THE RAPE OF SERBIA: The British Role in Tito's Grab for Power

By

Pub Date: July 30th, 1990
Publisher: Harcourt Brace Jovanovich

Revisionist history with a vengeance, as Lees details a sordid story of British favoritism toward the communist resistance movement in Yugoslavia during WW II. In his acknowledgements, Lees thanks his brother-in-law for ""coercing"" him ""to write more soberly"" about historical events in which Lees was an active participant as a British Liaison Officer and commando with the Resistance under General Mihailovi in Serbia. If this is a more sober and balanced treatment, the original draft must have been as wild as they come. Of primary concern to Lees is the exposure of a complex trail of misinformation about the Serbian situation, starting from British intelligence and leading to Prime Minister Churchill. The presence of Red Sympathizers and Soviet agents in the Cairo office of Special Operations Europe (SOE), the military secret service and intelligence unit, made it possible for reports coming in from Yugoslavia to be falsified and distorted in order to give the impression that the communist partisans were doing the lion's share of the sabotage, while the guerrillas under Mihailovi were collaborating with the Nazi enemy. In fact, nearly the reverse was tree. Churchill gave the nod, however, based on this stream of erroneous data, and the Mihailovi fighters were denied further arms and supplies from 1943 on, while their cause was undermined in BBC broadcasts. When the Germans withdrew in late 1944, a brutal civil war erupted between the rival factions, which Tito's better-equipped men won handily, and the political fate of the country was sealed.
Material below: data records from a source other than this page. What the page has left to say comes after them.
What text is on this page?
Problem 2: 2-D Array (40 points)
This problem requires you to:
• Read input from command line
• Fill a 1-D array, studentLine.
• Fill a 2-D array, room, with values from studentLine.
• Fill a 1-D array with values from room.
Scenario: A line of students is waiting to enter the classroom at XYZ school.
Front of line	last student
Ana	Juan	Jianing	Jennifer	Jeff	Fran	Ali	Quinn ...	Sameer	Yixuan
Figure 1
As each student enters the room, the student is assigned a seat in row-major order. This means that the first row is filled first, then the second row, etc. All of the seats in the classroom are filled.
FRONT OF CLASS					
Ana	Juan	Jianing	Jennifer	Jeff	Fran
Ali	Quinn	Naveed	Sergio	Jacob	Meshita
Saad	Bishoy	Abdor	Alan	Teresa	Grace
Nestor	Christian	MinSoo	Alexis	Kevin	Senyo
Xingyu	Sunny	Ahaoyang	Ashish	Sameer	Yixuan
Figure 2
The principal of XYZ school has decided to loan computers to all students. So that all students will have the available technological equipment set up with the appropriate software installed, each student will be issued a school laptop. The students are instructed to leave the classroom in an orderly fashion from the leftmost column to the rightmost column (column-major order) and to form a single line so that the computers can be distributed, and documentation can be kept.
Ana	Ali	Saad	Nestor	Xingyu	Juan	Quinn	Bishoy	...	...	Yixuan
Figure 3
Based largely on evidence in declassified government documents that Lee unearthed in London in the mid-1980's, and on personal recollections, the ""received wisdom"" of the official accounts is challenged at great length here, with certain SOE officers being held primarily responsible for the Serbian betrayal. No secret caches hidden in pumpkins, but still a vendetta, thinly veiled as the task of setting the record straight. What might otherwise be a solid case is tarnished by a rambling, redundant argument and relentless invective.